Hong Kong General Chamber of Commerce Chairman Anthony Wu said the decision would benefit Hong Kong’s trade, tourism and logistics sectors. “The construction of the third runway will safeguard Hong Kong’s status as an aviation hub, and enhance the city’s competitiveness.”

Stanley Hui, CEO of the AAHK, said the authority was committed to full compliance with the statutory Environmental Impact Assessment (EIA) process “and will explore every possible way to avoid, minimise and mitigate any environmental impact that might arise from developing into a three-runway system, including marine ecology, fisheries, water quality, air quality, noise and waste."

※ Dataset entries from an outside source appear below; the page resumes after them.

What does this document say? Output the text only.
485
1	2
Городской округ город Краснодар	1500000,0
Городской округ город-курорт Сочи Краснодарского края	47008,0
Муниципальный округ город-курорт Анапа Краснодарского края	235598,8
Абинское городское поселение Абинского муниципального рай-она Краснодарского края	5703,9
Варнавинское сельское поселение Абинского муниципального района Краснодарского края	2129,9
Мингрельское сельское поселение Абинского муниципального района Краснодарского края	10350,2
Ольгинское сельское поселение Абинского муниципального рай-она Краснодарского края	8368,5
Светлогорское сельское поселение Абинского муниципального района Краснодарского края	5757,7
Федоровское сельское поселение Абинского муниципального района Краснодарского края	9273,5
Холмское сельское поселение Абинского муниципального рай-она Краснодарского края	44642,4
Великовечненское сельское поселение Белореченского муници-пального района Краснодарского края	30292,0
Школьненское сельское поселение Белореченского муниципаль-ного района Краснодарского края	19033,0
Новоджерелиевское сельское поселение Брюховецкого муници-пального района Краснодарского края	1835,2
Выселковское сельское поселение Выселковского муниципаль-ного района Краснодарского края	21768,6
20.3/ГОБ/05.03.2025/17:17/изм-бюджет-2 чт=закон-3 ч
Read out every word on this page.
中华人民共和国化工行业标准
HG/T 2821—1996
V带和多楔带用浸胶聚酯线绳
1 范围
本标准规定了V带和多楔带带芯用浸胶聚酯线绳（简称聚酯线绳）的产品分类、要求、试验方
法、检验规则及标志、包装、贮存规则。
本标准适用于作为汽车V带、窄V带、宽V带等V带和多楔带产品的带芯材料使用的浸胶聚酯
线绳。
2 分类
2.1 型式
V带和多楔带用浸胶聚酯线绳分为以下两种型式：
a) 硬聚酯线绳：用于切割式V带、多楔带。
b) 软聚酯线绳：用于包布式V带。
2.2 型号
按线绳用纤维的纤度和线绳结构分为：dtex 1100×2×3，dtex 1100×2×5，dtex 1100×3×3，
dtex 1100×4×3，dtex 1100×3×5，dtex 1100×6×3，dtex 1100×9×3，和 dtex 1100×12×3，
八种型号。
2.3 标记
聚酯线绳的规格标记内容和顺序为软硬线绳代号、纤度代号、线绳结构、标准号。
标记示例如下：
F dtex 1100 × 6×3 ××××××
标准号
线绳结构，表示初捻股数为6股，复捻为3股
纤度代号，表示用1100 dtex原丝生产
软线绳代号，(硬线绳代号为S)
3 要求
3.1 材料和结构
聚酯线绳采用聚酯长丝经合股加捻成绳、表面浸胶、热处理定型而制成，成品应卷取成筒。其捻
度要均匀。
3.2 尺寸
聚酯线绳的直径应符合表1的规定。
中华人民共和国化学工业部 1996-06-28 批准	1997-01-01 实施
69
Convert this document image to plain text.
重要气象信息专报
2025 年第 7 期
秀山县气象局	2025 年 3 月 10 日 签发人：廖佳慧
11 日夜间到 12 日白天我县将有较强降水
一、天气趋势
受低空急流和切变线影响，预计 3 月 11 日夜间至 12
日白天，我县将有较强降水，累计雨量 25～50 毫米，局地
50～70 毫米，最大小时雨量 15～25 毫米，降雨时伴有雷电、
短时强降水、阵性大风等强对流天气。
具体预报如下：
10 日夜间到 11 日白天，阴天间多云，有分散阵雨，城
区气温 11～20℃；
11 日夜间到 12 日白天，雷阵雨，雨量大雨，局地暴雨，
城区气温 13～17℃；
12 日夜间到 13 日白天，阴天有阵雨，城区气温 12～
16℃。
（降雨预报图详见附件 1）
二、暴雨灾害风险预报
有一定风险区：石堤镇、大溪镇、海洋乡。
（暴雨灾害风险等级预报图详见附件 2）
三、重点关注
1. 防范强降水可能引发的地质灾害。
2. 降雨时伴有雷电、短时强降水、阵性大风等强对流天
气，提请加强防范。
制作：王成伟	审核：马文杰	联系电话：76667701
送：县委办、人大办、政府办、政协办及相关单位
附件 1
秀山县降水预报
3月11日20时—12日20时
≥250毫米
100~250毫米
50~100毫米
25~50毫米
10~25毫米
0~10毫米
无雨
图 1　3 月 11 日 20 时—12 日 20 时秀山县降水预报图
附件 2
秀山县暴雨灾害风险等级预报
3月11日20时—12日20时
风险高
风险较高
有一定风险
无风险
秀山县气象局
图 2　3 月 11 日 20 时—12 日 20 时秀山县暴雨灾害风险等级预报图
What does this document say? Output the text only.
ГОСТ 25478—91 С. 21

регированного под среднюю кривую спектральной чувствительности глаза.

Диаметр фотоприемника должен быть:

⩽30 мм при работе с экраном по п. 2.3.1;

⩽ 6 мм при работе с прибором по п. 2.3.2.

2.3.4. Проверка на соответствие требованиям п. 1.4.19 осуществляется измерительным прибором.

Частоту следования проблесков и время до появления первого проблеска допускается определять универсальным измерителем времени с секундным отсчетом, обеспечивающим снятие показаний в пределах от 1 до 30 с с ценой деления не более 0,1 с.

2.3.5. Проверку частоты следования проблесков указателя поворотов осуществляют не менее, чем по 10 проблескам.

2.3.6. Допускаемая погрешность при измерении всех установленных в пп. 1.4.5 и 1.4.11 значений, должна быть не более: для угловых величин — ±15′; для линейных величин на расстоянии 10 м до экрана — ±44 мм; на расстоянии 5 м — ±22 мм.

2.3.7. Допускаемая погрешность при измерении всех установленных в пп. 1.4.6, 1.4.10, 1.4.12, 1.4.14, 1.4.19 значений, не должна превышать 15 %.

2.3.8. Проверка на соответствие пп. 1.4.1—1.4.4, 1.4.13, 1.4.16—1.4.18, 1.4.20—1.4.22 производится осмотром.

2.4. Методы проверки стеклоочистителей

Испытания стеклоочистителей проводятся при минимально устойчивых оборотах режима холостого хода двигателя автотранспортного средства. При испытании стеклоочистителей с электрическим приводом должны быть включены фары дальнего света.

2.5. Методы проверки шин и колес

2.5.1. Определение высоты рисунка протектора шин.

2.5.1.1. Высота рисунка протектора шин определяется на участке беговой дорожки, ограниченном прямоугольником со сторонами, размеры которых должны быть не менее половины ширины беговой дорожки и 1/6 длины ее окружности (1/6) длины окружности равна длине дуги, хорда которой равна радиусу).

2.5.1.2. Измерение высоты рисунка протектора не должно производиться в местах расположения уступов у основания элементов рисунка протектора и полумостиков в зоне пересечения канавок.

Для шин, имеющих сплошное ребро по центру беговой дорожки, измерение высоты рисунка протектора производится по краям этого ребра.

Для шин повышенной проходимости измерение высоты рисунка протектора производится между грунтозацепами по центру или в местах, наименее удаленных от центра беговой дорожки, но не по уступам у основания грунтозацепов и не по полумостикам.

The environmental assessment, expected to take two years, will consider marine ecology, noise and air quality. Earlier, the AAHK pledged to undertake air quality studies under the EIA process by benchmarking against the proposed new Air Quality Objectives (AQOs) announced by the government.

"We do not underestimate the challenges ahead, and we are committed to approaching our upcoming work in a highly prudent, transparent and professional manner as always, working closely with all stakeholders along the way," added Mr Hui.

 A three-month public consultation on the HKIA Master Plan 2030, undertaken last summer, revealed that 73 per cent of respondents preferred the three-runway option.  The runway is expected to be completed by 2023.